Der Frühling lockt Friedrich aus Potsdam. Sechs Stunden gönnt er sich täglich Schlaf, da er altert, werden es neun. Alle Diener stehen bereit: Winke, knappe, befehlende Worte, die immer die gleiche Formel haben. Seinen Zopf flicht täglich der gleiche Lakai, indes liest er Briefe. Nur die Korrespondenzen der Barone, der Herrschaften von Adel haben Zutritt. Zwei Räte plagen sich mit genauen Auszügen, die das Wichtigste von bürgerlichen Wünschen nennen, Auszüge über die mannigfachsten Dinge der Welt, auf die dann Fritz ab und zu eine seiner Grobheiten schreibt: Erstes Frühstück: Kaffee. Gleich danach: frisches Obst. Man weiß, dies verträgt sich nicht immer mit nüchternem Magen, aber Friedrich hat Ähnlichkeit mit de la Mettrie, weshalb er den Armen herzlich bedauert. Das Obst kommt aus den Spalieren von Sanssouci. Die Sparsamkeit, die sonst empfindlich in allen Punkten ist, hat mit dem Obstgenuß nichts zu schaffen. »Du wirst schmälen« (schreibt Friedrich an Fredersdorf), daß gestern vohr 180 Thaler Kirschen gegessen worden, ich werde mich eine liederliche Reputation machen.« Er wußte auch noch andere Auskunft, sich unmittelbar nach dem Kaffee zu beschäftigen: er spielte Flöte. Dann erst kamen die Staatsgeschäfte. Aber sie halten ihn nicht lange auf. Er läßt die Kabinettsräte um sich stehen und diktiert, was geschehen soll. Dann Audienzen. Oder man trifft ihn um diese Zeit im Park mit den Windspielen. Täglich nimmt er Parade ab. Und kehrt vom Militär zu französischen Schriftstellern zurück, indes man die Gäste zur Tafel bestellt. Man speist um zwölf, später um zwei. Aber immer ist die Mahlzeit reichlich.

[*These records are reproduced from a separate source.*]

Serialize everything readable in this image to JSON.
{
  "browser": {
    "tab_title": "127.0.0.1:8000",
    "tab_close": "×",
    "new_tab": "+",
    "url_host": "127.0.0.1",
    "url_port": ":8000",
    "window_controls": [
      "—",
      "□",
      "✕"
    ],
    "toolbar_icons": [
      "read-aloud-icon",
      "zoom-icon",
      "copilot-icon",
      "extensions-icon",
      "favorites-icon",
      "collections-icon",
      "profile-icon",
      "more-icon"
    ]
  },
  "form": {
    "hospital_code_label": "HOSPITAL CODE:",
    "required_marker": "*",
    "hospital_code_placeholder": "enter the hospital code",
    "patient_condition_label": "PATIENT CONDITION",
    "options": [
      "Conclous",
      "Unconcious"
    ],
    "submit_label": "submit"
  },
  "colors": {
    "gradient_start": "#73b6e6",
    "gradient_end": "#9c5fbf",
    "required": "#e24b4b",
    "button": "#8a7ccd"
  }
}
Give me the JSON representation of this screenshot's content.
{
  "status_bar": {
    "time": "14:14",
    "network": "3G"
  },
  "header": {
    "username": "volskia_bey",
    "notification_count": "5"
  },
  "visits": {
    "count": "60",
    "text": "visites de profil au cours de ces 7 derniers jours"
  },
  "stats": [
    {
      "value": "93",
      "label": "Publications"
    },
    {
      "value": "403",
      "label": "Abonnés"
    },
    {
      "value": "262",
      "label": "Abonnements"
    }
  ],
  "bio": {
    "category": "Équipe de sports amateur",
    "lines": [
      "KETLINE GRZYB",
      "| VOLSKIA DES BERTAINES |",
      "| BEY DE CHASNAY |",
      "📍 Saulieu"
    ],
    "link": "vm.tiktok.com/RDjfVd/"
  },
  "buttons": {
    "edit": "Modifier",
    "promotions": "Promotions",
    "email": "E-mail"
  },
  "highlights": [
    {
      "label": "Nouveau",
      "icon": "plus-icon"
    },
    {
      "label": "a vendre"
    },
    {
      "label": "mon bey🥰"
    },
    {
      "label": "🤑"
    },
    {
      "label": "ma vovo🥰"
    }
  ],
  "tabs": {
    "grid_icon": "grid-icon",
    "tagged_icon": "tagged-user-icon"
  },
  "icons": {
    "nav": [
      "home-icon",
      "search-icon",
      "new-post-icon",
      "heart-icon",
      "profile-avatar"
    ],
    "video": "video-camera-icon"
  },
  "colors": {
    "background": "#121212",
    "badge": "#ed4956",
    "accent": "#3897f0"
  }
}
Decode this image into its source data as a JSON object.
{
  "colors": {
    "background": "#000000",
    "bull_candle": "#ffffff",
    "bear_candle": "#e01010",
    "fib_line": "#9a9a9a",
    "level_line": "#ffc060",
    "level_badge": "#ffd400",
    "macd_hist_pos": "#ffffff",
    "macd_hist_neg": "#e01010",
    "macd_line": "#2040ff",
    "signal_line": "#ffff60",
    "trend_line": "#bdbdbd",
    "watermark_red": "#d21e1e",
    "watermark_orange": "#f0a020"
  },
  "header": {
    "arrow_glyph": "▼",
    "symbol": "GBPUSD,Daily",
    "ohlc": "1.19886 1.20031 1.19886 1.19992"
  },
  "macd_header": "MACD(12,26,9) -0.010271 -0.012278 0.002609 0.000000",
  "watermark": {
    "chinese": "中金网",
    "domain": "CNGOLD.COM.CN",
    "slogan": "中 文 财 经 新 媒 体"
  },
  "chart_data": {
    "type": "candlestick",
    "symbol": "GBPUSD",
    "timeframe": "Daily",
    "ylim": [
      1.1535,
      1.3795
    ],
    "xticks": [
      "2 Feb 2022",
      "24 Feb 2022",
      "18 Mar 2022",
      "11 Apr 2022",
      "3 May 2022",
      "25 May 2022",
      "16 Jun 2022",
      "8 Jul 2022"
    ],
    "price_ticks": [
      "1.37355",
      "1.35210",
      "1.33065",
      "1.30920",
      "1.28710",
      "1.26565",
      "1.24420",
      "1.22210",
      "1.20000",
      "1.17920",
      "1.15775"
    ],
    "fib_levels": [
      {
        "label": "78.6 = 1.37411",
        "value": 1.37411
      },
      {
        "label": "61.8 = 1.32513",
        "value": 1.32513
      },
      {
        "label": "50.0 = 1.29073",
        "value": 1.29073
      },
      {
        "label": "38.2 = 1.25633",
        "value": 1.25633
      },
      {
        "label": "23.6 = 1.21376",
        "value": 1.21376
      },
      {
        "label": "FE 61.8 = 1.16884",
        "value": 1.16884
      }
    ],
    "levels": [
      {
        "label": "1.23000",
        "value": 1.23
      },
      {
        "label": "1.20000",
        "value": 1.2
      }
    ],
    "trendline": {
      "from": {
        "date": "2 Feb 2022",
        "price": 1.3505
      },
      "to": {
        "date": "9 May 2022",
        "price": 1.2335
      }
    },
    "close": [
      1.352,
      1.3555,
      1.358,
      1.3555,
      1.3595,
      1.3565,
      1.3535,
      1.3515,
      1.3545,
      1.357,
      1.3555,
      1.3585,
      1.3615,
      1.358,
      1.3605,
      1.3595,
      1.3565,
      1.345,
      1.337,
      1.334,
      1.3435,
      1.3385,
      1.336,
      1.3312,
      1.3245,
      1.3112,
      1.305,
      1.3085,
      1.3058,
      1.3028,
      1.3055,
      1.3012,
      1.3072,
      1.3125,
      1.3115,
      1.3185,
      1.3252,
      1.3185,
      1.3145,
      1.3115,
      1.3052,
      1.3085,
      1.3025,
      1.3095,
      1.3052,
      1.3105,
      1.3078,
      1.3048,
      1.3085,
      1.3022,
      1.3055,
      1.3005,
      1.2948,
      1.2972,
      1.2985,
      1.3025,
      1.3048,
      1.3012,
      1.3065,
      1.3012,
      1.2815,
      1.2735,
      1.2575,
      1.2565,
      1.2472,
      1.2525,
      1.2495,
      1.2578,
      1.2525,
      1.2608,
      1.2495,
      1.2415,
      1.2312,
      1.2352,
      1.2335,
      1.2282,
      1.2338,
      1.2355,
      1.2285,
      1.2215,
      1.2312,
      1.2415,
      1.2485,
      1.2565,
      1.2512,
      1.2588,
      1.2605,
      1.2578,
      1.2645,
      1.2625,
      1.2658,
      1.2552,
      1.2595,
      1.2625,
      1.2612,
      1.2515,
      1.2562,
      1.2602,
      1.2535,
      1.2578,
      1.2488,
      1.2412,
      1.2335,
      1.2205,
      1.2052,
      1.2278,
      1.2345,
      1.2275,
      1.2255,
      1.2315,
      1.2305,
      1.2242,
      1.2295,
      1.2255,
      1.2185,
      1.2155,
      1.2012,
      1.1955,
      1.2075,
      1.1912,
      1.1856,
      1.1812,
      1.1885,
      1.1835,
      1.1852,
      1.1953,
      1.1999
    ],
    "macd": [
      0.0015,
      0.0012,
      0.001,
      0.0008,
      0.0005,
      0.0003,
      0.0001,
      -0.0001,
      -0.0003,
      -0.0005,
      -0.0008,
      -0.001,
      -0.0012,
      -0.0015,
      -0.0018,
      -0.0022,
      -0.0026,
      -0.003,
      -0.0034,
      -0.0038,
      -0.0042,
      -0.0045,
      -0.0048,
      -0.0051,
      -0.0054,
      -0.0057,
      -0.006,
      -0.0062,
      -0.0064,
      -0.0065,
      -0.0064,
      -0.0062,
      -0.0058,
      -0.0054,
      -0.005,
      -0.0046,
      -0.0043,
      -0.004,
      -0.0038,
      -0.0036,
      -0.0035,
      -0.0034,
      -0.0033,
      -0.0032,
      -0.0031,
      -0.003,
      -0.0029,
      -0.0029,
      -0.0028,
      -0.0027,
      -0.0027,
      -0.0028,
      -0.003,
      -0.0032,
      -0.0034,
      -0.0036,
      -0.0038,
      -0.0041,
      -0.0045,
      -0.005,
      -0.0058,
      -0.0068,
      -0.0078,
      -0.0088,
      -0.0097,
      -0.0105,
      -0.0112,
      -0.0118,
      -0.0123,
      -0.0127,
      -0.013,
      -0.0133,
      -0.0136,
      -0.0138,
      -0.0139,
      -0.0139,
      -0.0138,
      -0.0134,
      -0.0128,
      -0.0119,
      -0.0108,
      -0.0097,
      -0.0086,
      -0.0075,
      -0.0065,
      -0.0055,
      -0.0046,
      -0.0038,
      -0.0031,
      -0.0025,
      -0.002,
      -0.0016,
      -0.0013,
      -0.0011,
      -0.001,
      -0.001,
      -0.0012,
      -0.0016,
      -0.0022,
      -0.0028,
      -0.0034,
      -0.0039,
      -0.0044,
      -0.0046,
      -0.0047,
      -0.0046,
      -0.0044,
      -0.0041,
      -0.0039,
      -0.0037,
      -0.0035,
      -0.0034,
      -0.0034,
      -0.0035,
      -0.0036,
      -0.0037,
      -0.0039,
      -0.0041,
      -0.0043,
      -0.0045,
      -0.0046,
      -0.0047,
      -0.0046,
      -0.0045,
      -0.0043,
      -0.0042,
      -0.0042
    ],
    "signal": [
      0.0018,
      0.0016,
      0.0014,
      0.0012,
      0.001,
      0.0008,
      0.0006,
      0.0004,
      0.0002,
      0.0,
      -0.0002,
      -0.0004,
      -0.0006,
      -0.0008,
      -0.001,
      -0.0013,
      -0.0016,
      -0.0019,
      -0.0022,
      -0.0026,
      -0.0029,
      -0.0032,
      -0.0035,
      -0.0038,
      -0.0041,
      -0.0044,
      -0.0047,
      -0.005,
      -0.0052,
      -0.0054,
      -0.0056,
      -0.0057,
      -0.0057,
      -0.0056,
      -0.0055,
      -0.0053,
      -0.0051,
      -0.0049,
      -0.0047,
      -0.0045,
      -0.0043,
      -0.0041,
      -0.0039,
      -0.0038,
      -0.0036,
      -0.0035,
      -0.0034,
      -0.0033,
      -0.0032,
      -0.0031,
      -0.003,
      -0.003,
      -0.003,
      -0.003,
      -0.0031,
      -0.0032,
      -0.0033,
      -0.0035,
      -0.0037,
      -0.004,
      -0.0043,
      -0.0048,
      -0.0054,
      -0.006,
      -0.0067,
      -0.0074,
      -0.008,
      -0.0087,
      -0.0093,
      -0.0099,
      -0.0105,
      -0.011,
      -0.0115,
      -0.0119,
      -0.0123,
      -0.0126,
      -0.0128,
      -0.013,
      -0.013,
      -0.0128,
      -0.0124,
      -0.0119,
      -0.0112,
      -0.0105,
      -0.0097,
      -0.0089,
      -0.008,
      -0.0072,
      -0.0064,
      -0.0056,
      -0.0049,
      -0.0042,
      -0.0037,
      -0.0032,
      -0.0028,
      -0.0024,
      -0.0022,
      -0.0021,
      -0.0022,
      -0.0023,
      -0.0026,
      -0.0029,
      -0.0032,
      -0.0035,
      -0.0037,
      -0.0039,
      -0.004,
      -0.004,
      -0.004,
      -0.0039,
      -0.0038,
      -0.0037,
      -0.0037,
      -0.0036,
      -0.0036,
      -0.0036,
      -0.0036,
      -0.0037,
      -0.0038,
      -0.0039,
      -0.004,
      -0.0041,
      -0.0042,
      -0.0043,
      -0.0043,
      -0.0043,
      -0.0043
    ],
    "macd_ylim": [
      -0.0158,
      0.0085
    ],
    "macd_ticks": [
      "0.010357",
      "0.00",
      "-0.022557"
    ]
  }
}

»Den 5. August, Mittags, Sr. Majestät Tafel:
Stets muß er die Namen der Köche wissen. Man findet sie bis zuletzt vor ihren Gerichten, verantwortliche Minister, die nach der Sitzung an Kreuzchen hinter den Leckerbissen sehen, ob der Beifall ihres Souverains ihnen gewiß. Sieur Nœl gehörte zu Friedrichs letzten Köchen. Er hat den König oft beglückt und der König beglückte ihn einmal mit Versen, die seiner Künstlerschaft galten. Seinen Verlust hätte Friedrich nie verschmerzt: er hatte die »Bombe à la Sardanapale« erfunden.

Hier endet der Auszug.